W tym kontekście polityk podkreślił, że należy utrzymać reguły podziału wynikające wprost z proporcji dot. układu sił w nowej kadencji Sejmu.
Jak mówił, wyniki tych negocjacji poznamy niebawem. "Myślę, że komisje zostaną wybrane na najbliższym posiedzeniu Sejmu w przyszły wtorek i już w przyszłym tygodniu będą gotowe do pracy" - powiedział.
Zgodnie z Regulaminem Sejmu komisje sejmowe są organami powołanymi do rozpatrywania i przygotowywania spraw stanowiących przedmiot prac Sejmu, wyrażania opinii w sprawach przekazanych pod ich obrady przez Sejm, Marszałka Sejmu lub Prezydium Sejmu. Komisje sejmowe są organami kontroli sejmowej w zakresie określonym konstytucją i ustawami.
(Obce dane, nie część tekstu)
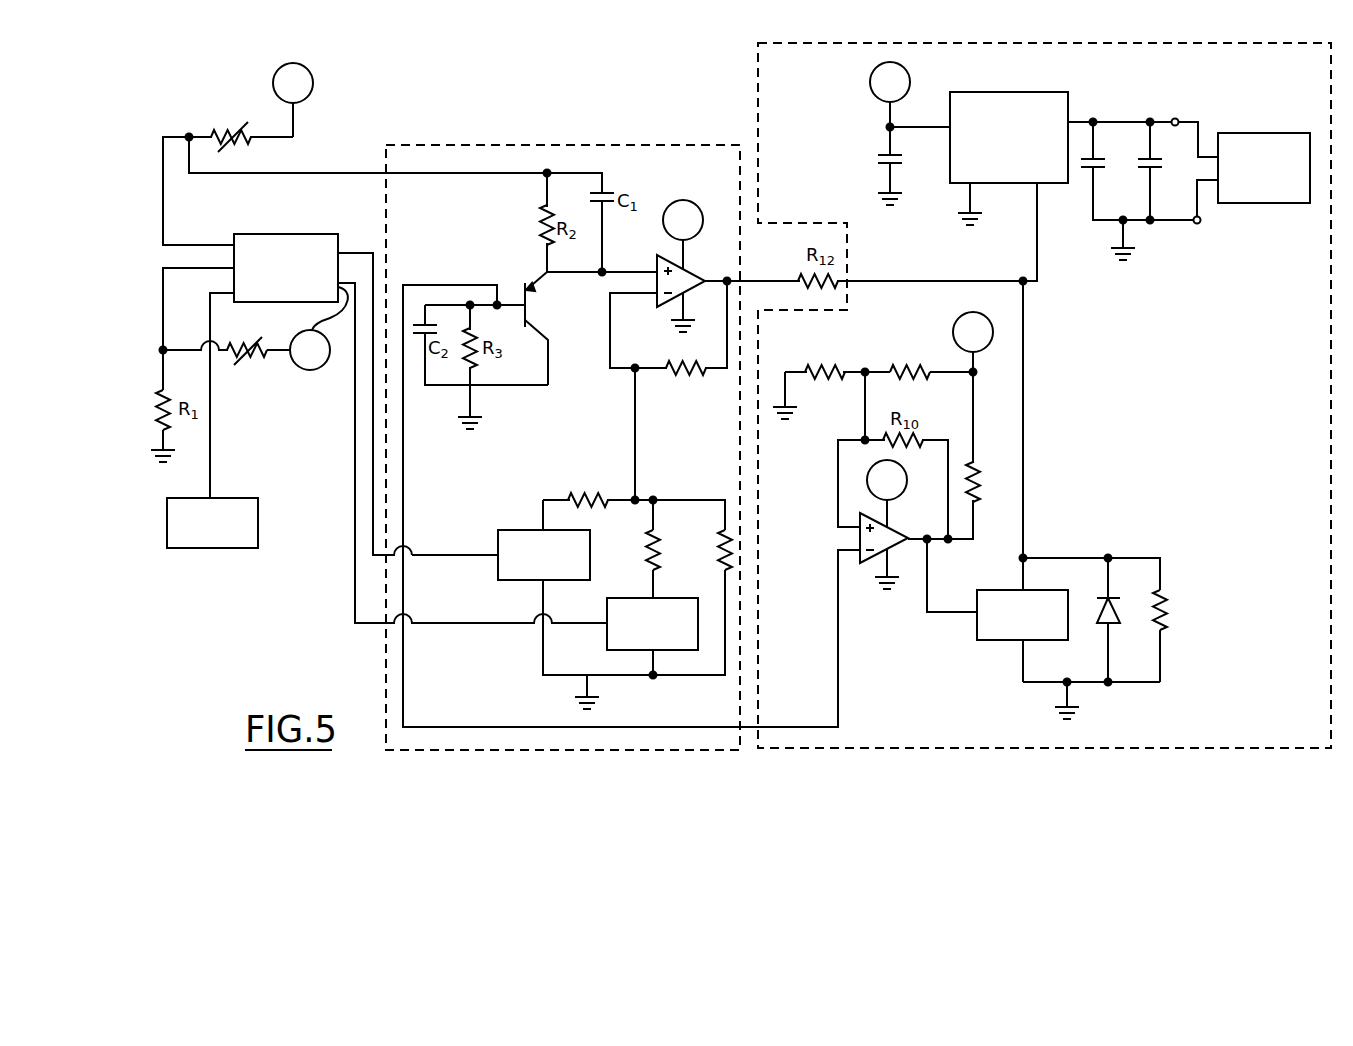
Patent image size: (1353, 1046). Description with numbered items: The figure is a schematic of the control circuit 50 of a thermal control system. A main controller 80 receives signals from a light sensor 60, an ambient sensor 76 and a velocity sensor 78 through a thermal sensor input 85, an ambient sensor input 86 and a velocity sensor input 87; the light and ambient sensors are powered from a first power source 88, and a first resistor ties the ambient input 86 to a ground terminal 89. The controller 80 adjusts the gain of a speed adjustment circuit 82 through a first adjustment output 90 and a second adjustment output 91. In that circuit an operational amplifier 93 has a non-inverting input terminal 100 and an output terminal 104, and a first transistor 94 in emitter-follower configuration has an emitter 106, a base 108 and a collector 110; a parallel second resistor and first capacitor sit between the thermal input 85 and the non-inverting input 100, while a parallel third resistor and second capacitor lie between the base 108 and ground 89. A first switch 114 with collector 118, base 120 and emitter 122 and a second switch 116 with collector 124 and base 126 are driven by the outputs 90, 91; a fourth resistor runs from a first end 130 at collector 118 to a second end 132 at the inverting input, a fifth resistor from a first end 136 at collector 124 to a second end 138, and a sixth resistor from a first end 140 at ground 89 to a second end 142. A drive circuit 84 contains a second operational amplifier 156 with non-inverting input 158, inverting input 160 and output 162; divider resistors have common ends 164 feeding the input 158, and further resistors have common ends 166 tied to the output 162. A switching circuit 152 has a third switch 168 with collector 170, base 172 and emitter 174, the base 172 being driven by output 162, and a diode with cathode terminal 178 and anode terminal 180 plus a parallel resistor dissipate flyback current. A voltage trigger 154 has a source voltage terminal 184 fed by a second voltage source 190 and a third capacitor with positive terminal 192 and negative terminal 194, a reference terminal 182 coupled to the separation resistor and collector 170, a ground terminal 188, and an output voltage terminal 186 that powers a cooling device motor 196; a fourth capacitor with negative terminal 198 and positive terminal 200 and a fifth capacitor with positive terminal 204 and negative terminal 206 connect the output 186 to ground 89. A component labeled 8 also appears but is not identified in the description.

The voltage source V1 8 is at (907, 479).
The control circuit 50 is at (681, 86).
The light sensor 60 is at (237, 130).
The ambient sensor 76 is at (248, 367).
The velocity sensor 78 is at (240, 497).
The main controller 80 is at (296, 233).
The speed adjustment circuit 82 is at (669, 145).
The drive circuit 84 is at (757, 82).
The thermal sensor input 85 is at (232, 243).
The ambient sensor input 86 is at (232, 270).
The velocity sensor input 87 is at (234, 296).
The first power source 88 is at (313, 85).
The ground terminal 89 is at (172, 450).
The first adjustment output 90 is at (341, 251).
The second adjustment output 91 is at (331, 313).
The operational amplifier 93 is at (706, 291).
The first transistor 94 is at (548, 305).
The non-inverting input terminal 100 is at (654, 266).
The output terminal 104 is at (706, 278).
The emitter 106 is at (542, 271).
The base 108 is at (518, 318).
The collector 110 is at (540, 332).
The first switch 114 is at (497, 575).
The second switch 116 is at (607, 640).
The collector 118 is at (542, 528).
The base 120 is at (497, 553).
The emitter 122 is at (538, 584).
The collector 124 is at (663, 595).
The base 126 is at (605, 620).
The first end 130 is at (556, 498).
The second end 132 is at (618, 498).
The first end 136 is at (650, 571).
The second end 138 is at (650, 517).
The first end 140 is at (725, 592).
The second end 142 is at (722, 521).
The switching circuit 152 is at (1147, 505).
The voltage trigger 154 is at (1019, 92).
The second operational amplifier 156 is at (901, 522).
The non-inverting input 158 is at (858, 526).
The inverting input 160 is at (858, 548).
The output 162 is at (912, 539).
The resistor common ends 164 is at (866, 368).
The resistor common ends 166 is at (972, 436).
The third switch 168 is at (1058, 641).
The collector 170 is at (1028, 590).
The base 172 is at (972, 618).
The emitter 174 is at (1020, 644).
The cathode terminal 178 is at (1108, 598).
The anode terminal 180 is at (1118, 628).
The reference terminal 182 is at (1027, 200).
The source voltage terminal 184 is at (946, 124).
The output voltage terminal 186 is at (1076, 120).
The ground terminal 188 is at (968, 192).
The second voltage source 190 is at (684, 200).
The positive terminal 192 is at (884, 151).
The negative terminal 194 is at (880, 162).
The cooling device motor 196 is at (1272, 133).
The negative terminal 198 is at (1100, 160).
The positive terminal 200 is at (1087, 172).
The positive terminal 204 is at (1156, 161).
The negative terminal 206 is at (1150, 175).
Sejm, na wniosek Prezydium Sejmu po zasięgnięciu opinii Konwentu Seniorów, w drodze uchwały, wybiera skład osobowy poszczególnych komisji. Pierwsze posiedzenie komisji zwołuje i prowadzi Marszałek Sejmu; na posiedzeniu tym komisja wybiera ze swego grona prezydium komisji w składzie: przewodniczący oraz zastępcy przewodniczącego.